La película se basa en una novela homónima de González-Sinde, y ahí aún no estaba Benidorm. La ciudad alicantina fue el nuevo contexto en la adaptación cinematográfica. Aunque es de sobre conocida por la directora, ya que tiene una casa en la zona. Rodar en Benidorm exigía, al menos, tener cuidado porque “es fácil caer en la caricatura y no queríamos hacer un Benidorm caricaturesco”, subraya.
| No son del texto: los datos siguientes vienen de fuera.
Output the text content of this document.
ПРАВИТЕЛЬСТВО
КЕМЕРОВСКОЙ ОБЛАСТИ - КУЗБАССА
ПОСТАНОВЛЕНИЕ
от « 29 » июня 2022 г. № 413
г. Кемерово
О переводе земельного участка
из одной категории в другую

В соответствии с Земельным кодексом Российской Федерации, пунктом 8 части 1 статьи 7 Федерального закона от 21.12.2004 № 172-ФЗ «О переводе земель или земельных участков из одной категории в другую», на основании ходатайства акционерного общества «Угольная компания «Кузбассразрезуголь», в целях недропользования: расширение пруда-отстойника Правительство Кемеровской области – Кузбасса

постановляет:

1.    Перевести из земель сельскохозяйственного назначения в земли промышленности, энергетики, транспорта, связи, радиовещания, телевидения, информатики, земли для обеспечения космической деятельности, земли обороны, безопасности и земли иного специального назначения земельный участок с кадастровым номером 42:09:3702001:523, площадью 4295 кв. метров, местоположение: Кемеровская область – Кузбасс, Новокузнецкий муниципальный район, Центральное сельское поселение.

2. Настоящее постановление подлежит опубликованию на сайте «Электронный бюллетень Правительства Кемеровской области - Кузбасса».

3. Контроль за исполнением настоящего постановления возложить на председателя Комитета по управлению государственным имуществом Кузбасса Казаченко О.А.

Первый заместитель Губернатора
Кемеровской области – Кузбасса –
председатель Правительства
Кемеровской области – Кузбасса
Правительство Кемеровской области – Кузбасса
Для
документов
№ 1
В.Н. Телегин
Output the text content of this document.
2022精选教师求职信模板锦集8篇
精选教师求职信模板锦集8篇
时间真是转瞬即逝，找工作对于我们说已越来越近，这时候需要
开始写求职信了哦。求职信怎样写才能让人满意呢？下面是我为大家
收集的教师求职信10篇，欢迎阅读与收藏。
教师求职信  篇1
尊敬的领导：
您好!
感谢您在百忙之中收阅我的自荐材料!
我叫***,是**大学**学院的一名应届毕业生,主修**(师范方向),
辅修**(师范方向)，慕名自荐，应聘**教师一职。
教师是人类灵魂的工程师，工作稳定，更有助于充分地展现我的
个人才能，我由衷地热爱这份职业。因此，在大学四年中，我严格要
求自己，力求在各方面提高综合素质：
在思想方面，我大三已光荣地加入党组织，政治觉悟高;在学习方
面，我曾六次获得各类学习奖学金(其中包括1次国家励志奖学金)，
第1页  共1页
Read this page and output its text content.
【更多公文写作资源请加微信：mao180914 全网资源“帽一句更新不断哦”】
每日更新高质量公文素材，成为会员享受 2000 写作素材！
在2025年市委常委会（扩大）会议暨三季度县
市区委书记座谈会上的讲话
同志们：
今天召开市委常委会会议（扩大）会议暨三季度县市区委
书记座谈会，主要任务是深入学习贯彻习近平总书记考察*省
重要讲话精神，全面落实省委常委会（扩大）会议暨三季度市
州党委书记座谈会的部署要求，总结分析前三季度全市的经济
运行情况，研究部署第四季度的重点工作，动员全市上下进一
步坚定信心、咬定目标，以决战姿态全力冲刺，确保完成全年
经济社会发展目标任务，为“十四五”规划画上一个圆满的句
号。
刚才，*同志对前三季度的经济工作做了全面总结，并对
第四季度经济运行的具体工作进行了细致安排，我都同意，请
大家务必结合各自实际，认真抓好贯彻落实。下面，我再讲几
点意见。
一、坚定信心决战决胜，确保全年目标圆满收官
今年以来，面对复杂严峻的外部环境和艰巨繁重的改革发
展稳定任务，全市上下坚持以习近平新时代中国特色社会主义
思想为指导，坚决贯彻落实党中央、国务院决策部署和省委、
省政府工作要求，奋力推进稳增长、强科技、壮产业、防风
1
La ciudad hace desubicar la historia porque fuerza la percepción del dolor de los personajes con “una ciudad de vacaciones donde todo el mundo está en un momento estupendo”.

Es desde este contexto donde se construye el personaje ausente, el de Kim. La hija no aparece, pero está en todas partes —“La conocemos por cómo es su casa, su coche, su colegio, sus amigas”, explica la directora.

Aunque González-Sinde es la autora de la novela original, y ahora se ha encargado del guion y de la dirección, ha seguido abierta a la sorpresa. Tanto que el proceso de montaje ha sido clave para acabar de encajarlo todo. Como muestra: “El primer corte tenía dos horas y veinte y la versión final dura una hora y cuarenta y cinco”. ¿Qué se ha quedado fuera? “La edición siempre suele consistir en eliminar lo evidente para dejar espacio a la interpretación”, confiesa la directora.